MMP for stability
‘Thinking about the system we use for voting in elections – MMP. How easy do you think it is for people like you to understand MMP? (5 point scale)’ Consistently more people think that MMP is easy to understand than think that it is difficult. - NZ Electoral Commission
Richard Edmunds (The Gisborne Herald, 31 October) claims that most New Zealanders oppose MMP and that a different electoral system would be more democratic. A few facts are needed.
There is no groundswell of opinion demanding a new electoral system. In fact, the only politician campaigning against MMP is ACT leader Don Brash. The anti-MMP campaign is being run by the same two men who ran Brash’s campaign to become ACT party leader. They are being supported by Ruth Richardson (also ACT Party affiliated). All these people are welcome to try, of course, but this is hardly mainstream New Zealand.
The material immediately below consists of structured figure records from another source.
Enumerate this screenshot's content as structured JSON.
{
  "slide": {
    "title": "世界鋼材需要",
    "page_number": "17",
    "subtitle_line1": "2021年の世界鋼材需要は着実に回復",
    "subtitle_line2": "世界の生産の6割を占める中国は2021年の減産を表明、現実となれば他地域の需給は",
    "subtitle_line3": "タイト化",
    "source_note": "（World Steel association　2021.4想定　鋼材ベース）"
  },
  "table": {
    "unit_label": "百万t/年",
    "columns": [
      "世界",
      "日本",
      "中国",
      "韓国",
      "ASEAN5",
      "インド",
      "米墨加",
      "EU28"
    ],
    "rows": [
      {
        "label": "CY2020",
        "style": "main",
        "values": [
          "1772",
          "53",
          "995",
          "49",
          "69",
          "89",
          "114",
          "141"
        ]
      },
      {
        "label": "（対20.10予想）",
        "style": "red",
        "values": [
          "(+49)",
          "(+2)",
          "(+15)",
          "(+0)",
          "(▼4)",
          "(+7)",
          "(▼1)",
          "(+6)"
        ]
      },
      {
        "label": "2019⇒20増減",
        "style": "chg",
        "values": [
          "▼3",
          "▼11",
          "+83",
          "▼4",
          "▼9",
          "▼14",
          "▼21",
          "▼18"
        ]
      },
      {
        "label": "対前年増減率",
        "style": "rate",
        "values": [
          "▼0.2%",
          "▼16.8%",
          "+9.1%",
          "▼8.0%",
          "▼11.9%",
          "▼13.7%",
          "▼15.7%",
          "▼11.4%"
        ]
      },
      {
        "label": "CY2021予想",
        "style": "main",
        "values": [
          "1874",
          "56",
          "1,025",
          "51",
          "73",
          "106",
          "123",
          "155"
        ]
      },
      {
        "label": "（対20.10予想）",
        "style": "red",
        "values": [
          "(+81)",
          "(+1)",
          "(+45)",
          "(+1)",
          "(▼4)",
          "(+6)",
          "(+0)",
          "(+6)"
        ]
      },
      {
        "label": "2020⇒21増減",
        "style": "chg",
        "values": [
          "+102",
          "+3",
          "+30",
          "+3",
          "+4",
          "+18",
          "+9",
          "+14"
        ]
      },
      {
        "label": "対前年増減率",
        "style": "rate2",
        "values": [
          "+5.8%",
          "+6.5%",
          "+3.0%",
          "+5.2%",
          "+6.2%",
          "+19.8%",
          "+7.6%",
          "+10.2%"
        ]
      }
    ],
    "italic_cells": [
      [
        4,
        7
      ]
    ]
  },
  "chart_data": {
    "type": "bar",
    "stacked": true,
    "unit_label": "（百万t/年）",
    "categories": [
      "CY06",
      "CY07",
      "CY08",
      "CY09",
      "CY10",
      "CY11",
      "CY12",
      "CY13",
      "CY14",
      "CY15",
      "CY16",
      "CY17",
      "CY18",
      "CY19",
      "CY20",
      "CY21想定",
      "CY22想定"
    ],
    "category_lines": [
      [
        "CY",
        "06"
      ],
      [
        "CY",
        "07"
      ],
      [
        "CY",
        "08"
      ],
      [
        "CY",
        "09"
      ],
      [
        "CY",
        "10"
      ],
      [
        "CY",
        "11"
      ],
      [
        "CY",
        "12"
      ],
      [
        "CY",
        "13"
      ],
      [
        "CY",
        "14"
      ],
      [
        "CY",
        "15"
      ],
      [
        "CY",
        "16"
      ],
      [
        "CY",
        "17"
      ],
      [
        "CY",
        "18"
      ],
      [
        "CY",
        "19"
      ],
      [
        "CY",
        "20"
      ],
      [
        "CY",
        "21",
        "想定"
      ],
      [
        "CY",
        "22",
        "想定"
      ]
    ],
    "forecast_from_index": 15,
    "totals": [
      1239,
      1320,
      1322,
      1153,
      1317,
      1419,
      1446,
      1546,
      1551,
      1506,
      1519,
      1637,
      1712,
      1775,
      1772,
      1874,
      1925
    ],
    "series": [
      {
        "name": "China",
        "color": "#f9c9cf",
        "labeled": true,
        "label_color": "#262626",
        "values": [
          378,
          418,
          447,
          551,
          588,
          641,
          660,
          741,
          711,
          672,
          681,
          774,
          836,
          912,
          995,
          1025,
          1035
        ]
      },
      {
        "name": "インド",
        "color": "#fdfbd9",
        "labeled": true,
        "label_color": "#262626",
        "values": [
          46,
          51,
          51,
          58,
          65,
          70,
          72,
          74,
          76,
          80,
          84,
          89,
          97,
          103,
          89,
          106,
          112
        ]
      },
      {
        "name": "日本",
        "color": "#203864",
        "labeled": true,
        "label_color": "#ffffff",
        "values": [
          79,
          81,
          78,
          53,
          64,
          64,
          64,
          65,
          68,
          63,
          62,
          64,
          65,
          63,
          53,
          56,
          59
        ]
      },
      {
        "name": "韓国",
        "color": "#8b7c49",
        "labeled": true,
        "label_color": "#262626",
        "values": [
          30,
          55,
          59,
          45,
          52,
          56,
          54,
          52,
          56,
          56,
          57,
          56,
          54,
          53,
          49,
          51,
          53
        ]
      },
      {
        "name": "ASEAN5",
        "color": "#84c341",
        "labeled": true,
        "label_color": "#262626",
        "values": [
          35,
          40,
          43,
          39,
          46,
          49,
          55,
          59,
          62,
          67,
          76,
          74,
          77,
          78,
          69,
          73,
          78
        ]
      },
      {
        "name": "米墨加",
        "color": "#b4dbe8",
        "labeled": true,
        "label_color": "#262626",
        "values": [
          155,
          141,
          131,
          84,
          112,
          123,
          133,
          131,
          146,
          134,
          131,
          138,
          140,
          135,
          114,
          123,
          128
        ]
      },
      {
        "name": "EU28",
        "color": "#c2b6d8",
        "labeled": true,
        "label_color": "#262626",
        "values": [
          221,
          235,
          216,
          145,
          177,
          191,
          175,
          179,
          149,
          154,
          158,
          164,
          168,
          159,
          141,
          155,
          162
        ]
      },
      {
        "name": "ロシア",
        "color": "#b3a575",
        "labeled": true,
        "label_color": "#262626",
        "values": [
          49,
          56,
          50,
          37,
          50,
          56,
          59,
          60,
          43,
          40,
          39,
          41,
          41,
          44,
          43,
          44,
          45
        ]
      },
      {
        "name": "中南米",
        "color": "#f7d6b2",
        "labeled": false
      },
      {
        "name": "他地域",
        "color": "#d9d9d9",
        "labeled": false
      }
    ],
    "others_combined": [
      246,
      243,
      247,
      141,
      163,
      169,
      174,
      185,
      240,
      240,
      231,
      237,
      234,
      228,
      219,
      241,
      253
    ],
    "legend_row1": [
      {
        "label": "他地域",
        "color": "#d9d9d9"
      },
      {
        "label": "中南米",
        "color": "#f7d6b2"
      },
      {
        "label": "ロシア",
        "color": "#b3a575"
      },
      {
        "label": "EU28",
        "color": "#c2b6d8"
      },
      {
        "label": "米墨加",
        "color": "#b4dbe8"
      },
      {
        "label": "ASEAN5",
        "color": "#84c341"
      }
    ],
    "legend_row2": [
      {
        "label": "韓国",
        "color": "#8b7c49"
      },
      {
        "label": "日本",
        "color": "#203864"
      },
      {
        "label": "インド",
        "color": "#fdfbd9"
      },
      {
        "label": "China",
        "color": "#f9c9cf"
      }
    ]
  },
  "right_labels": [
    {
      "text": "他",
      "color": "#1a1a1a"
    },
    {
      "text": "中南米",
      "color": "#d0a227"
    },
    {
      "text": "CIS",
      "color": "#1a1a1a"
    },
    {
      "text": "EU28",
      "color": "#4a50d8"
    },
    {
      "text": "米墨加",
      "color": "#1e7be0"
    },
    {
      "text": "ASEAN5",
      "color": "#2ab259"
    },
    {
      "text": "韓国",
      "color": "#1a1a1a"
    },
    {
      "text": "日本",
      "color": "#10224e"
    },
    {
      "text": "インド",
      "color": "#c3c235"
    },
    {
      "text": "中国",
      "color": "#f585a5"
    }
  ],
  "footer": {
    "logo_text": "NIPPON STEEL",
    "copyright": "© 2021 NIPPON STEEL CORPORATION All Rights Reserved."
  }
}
Another fact: opinion polls show that if MMP is rejected, then New Zealand will return to first past the post. Other options such as PV and SM are not well understood and don’t stand a chance. This would truly be back to the dark ages, where a party with thirty-something percent of the votes could become government.
So, Richard Edmunds is wrong. Most New Zealanders are intelligent, sensible people who value stable government, a strong economy and a Parliament that represents the whole country. I expect they will vote to continue with MMP.